あとTwitterの中のF6ユーザーの人が言っていたけど、F6のフォルムやボタンなどの配置はすべて人間工学に基づいて設計されているから、とにかくよく手に馴染み、ひとつひとつの操作感がエモーショナルで、からだの一部のようにしっくりくる。からだに吸い付くような使い良さといえばいいだろうか。シャッター音だけじゃなく、フィルムの巻き上げ音や裏蓋の開け閉め音まですべての音が心地いいようにチューニングされている。そんなところに最高の技術とコストを投入するF6とは、やはりちょっと別物なのだ。

このブログの写真にあるように、背面にはデジイチのような大きなモニターではなく、小ぶりな液晶表示がある。軍艦部にも液晶を持ち、メニュー設定や露出確認も実にスマートにできる。いやもうほんと、苦言を呈するところがひとつもない。そんなことよりも、このカメラが伝えてくるフィルムニコン最期のフラッグシップ機としての誇りと威厳こそが、このカメラの存在意義と最高性能を物語っている。僕はそう思った。激しく。

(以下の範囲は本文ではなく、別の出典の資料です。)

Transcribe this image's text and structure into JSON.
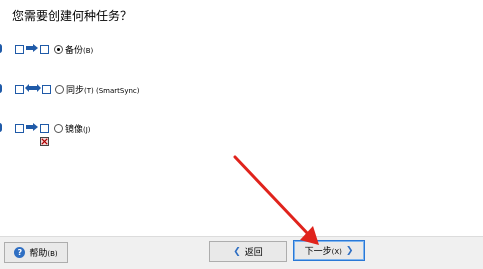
{
  "question": "您需要创建何种任务？",
  "options": [
    {
      "label": "备份",
      "key": "(B)",
      "selected": true
    },
    {
      "label": "同步",
      "key": "(T) (SmartSync)",
      "selected": false
    },
    {
      "label": "镜像",
      "key": "(J)",
      "selected": false
    }
  ],
  "footer": {
    "help_label": "帮助",
    "help_key": "(B)",
    "back_label": "返回",
    "next_label": "下一步",
    "next_key": "(X)"
  },
  "colors": {
    "accent": "#1f5aa8",
    "annotation": "#e0231c"
  },
  "icons": {
    "help": "help-icon",
    "back": "chevron-left-icon",
    "next": "chevron-right-icon"
  }
}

他の所有カメラでは、僕はふだん付属の機種番号が入ったストラップは使っていないんだけど、このF6にはあえて「F6」という文字の刻まれたストラップを使うことにした。なんというか、そういうNikonの誇りに対する敬意というか、周囲の人にもF6を使っていることがあえて分かることが大事だと思ったんだ。決して贅沢な作りのストラップではない付属品ではあるけど、そういうことも含めてF6の魔力に引き寄せられる、そんな感覚なんだ。

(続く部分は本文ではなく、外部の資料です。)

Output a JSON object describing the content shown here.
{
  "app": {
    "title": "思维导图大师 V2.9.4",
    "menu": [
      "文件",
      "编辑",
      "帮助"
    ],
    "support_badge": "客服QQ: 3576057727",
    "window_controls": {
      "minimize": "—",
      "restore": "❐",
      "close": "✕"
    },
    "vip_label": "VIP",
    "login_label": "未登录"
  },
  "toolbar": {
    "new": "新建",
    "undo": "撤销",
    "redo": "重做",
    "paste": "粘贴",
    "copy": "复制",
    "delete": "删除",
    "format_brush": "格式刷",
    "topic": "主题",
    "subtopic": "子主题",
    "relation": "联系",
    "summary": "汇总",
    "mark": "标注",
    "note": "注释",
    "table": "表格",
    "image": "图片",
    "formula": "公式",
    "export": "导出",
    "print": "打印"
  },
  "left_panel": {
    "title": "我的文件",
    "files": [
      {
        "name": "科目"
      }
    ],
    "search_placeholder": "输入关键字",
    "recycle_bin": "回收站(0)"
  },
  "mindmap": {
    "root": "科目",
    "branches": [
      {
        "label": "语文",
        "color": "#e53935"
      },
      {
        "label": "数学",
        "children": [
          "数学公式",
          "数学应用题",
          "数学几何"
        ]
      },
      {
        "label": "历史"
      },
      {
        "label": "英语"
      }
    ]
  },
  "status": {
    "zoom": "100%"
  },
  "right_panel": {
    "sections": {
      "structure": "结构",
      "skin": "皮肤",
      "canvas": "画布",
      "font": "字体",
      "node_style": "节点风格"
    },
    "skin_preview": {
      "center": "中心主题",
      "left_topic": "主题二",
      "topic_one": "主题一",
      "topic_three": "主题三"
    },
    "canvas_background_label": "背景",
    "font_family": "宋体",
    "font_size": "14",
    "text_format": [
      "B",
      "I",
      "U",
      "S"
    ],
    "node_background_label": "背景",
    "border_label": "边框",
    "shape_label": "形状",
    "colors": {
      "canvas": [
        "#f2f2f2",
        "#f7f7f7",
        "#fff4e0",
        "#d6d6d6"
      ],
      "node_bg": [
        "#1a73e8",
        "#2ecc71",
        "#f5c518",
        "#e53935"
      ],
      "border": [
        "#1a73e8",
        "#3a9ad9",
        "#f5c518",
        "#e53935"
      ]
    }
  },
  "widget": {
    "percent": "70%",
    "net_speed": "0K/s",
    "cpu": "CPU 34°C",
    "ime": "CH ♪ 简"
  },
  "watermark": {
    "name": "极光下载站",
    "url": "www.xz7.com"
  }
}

まだまだとても書き足りないけど、まだ現像にも出していないから、この続きはまたおいおいこのブログで。僕はこのF6をキタムラのショーケースで見かけて中古で手に入れた。レンズも合わせると決して安くはなかったけど、それでも新品で30万円するフィルムニコン最後のフラッグシップ機が三分の一程度の価格で手に入るのは、恵まれているとしか言いようがない。昨夜、富士フイルムからX-TLAの販売終了のニュースが流れてきて、あいかわらずフィルムの未来は不安ではあるけど、だからこそ僕らはしぶとくフィルムを使い続けるしかないし、残されたフィルム時間を濃く太く生きたいと思うんだ。それには、このF6がもってこいだ。これ以上のフィルム機はない。それほど史上最高のカメラなんだ。